Une réserve marine en cours de création au sud de Kaikoura
Après consultation de la communauté locale, le groupe a élaboré une stratégie de gestion des ressources locales pour chaque activité basée sur le processus « dons en échanges de gains ». » Nous avons réalisé un rapport incluant plus de 150 amendements validés par chacun des membres de Te Korowai, qui va nous permettre d’étayer notre demande auprès du gouvernement en faveur de la création d’une réserve marine au sud de Kaikoura. » poursuit Gina Salomon, fière de cette initiative dite « ascendante », » nous n’avons pas attendu que les autorités nous imposent une règlementation, nous avons décidé de prendre notre destin en main et de choisir nous-mêmes les mesures les plus appropriées que nous soumettons au gouvernement pour qu’il les transforme en loi. » Une démarche citoyenne exemplaire qui sera peut-être un jour couronnée de succès et qui fonctionne déjà bien à voir le développement florissant et apparemment harmonieux de la région…
Dès le milieu des années 90, le DOC a commandé une étude scientifique afin d’évaluer à court et à long terme les effets du tourisme sur la population des dauphins obscurs, imposant un moratoire de 10 ans sur les nouveaux permis. Conscients du développement fructueux de Dolphin Encounter, les dirigeants ont logiquement collaboré avec les biologistes marins afin de mesurer l’impact de leur activité sur les dauphins, dont la présence et la bonne santé représentent la raison d’être de la compagnie.
Les dauphins de plus en plus réactifs à la présence des bateaux de tourisme
Chargés de l’étude, les biologistes marins Barr et Slooten ont comparé les données recueillies avec celles d’autres chercheurs datant de l’avènement du tourisme entre 1984 et 1988, puis de la période de croissance entre 1993 et 1999, jusqu’à la période suivante de 2008-2010. Les comparaisons ont clairement indiqué une augmentation de la réactivité des dauphins au passage des bateaux touristiques. » En leur présence, les dauphins passent beaucoup moins de temps à se reposer alors que le temps consacré à exécuter des sauts et à nager à l’étrave augmente » explique David Jeffrey Lundquist, docteur à l’université d’Otago. » Par ailleurs, la vitesse de nage du groupe a globalement diminué mais en revanche aucun changement d’habitat flagrant n’a été constaté sur une grande échelle. »

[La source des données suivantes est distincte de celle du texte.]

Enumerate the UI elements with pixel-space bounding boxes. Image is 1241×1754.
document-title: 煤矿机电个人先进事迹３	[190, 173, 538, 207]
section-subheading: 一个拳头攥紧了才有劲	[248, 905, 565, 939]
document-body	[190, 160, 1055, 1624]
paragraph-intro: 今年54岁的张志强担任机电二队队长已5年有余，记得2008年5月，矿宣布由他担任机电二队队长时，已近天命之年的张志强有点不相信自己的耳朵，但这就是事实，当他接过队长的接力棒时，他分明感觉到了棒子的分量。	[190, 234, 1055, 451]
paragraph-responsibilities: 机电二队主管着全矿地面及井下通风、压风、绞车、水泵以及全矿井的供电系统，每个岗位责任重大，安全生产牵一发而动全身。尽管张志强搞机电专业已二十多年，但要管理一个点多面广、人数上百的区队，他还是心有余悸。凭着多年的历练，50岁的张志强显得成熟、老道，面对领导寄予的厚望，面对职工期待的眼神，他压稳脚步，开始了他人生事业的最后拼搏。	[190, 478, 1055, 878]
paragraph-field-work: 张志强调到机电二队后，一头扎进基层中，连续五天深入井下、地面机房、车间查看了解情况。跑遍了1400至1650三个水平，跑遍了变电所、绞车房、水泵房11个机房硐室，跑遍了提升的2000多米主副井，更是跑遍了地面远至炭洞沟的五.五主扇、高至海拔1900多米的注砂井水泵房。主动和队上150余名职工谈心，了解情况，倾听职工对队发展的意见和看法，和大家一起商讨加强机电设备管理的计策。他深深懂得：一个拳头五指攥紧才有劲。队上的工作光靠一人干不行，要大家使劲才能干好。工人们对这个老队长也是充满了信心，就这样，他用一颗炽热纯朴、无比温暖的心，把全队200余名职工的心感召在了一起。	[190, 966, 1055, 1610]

Un moratoire de 10 ans sur les permis pour étudier les effets du tourisme sur les dauphins
A la fin du moratoire, en 2010, de nouvelles recommandations ont donc été émises, comprenant une réduction du nombre de mises à l’eau des nageurs par tour et le respect obligatoire d’une période de repos à midi. En revanche, aucune incidence n’ayant été observée par rapport au nombre de nageurs dans l’eau, l’opérateur est autorisé à augmenter la capacité par tour. » Si après de nouvelles études, ces changements s’avèrent inefficaces pour réduire l’impact des activités d’observation et de nage avec les dauphins, d’autres mesures plus appropriées seront alors prises en compte » explique Jody Weir, biologiste canadienne installée à Kaikoura qui a obtenu un permis pour étudier la population de dusky au quotidien. Parmi ses nombreuses observations, la jeune femme est parvenue à prouver que les mères tendent à se rapprocher plus près des côtes dans des eaux peu profondes afin de protéger leur progéniture des prédateurs (orques, requins…). Jody Weir est à l’origine de l’organisme KORI (Kaikoura Ocean Research Institute) lancé en 2012 dans le but de constituer une base de donnée des mammifères marins résidents et de passage dans les eaux de Kaikoura. Une initiative indispensable pour cette région si riche !!!